Many hotels, few people
While Diani is adorned with tourist hotels, like Afrochic, the beaches are almost empty. Mombasa and the North Coast are already recovering from the decline following the Al Shabaab attacks in 2013 and 2014. In the South Coast, tourists have mostly stayed away. To state the obvious: the risk of a terror attack is still lower than that of being hit by lightening. Even in Kenya. Fears are not always rational, though.
When I first visited Diani, in 2007, there were more tourists, but the place was in the middle of nowhere. There was a small local shopping centre, and most transactions anywhere, were cash only. Cards were still unheard of. The advice back then was to plan everything in advance, as Mombasa was the last outpost for shopping.
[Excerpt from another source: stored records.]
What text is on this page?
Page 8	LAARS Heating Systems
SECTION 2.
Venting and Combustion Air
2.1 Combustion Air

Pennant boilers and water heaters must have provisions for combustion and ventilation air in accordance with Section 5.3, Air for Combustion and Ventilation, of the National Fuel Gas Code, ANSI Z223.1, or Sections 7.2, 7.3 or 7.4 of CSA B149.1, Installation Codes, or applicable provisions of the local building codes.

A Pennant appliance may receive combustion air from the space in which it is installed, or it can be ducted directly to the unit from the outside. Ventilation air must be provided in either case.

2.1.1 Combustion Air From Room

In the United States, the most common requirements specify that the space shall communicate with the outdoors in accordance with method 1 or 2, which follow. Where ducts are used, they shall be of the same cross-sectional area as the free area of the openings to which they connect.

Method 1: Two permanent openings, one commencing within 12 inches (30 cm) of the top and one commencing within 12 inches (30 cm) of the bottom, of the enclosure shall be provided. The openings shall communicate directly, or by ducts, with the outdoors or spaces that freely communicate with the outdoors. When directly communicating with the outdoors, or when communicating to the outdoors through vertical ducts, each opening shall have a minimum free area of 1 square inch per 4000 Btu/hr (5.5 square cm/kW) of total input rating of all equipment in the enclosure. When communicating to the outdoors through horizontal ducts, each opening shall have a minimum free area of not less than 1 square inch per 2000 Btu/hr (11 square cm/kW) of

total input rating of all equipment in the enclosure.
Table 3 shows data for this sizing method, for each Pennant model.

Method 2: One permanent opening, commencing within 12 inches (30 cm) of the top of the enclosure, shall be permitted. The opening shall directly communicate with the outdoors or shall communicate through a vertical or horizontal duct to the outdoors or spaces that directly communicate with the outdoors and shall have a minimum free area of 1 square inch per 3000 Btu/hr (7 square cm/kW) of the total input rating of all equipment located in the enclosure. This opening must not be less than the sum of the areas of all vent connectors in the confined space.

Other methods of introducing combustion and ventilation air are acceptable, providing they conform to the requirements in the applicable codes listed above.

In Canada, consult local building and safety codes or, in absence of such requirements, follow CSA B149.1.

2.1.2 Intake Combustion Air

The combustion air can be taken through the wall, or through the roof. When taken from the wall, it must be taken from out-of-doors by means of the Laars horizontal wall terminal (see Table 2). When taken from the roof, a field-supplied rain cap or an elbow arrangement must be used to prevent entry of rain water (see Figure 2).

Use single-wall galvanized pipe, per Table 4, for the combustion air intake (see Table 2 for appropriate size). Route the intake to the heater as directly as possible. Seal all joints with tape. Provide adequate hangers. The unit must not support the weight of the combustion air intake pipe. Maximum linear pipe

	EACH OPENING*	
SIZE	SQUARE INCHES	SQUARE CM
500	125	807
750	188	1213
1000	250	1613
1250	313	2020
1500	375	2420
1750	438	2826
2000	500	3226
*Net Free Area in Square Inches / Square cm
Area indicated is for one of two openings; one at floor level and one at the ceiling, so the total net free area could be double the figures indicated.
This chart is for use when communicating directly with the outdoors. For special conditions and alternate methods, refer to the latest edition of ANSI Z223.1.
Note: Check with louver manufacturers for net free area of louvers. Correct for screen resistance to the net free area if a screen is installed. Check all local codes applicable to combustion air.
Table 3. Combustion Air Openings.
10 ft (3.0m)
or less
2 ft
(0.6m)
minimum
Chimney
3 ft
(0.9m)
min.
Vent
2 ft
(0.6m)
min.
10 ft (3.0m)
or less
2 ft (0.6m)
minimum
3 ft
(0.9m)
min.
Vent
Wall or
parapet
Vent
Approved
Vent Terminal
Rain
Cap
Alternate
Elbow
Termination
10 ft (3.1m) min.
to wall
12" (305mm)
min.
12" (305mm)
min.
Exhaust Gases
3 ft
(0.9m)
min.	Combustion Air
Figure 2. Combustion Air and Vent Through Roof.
Diani in 2017 feels like a different world. New, modern malls provide the same amenities one can expect in major urban centres. Roads are far better than the narrow, potholed disasters of the previous decade. Also, a smartphone with Uber installed is all it takes to move around. Farewell to the days of overpriced hotel transport!
A new road, known as the Dongo Kundu Bypass will soon link the Mombasa Mainland West (i.e the airport) to Mainland South. That will eliminate the need to pass by the congested roads and ferry link on Mombasa Island.
If you fell sick in Diani 10 years ago, you had a problem. Since then, the county government has teamed up with the private sector to build a state-of-the-art modern hospital, providing subsidized priority services to tourists (and to locals, hopefully!). Truly a reassurance to couples traveling with kids (like we did), when one of them needs a competent doctor.
At the moment, the low number of tourists makes Diani one incredible destination by the Indian Ocean. Hotels offer extreme deals, especially during the low season. The whole place is undercrowded, and you rarely have to queue for anything. Service levels are exceptional, as businesses scramble to cater for the few visitors around.
The situation isn’t likely to last for long, with arrivals to Kenya rising sharply again (+16% in 2016). If you want a real bargain for an upscale vacation on undercrowded beaches, the time is now. Not next year!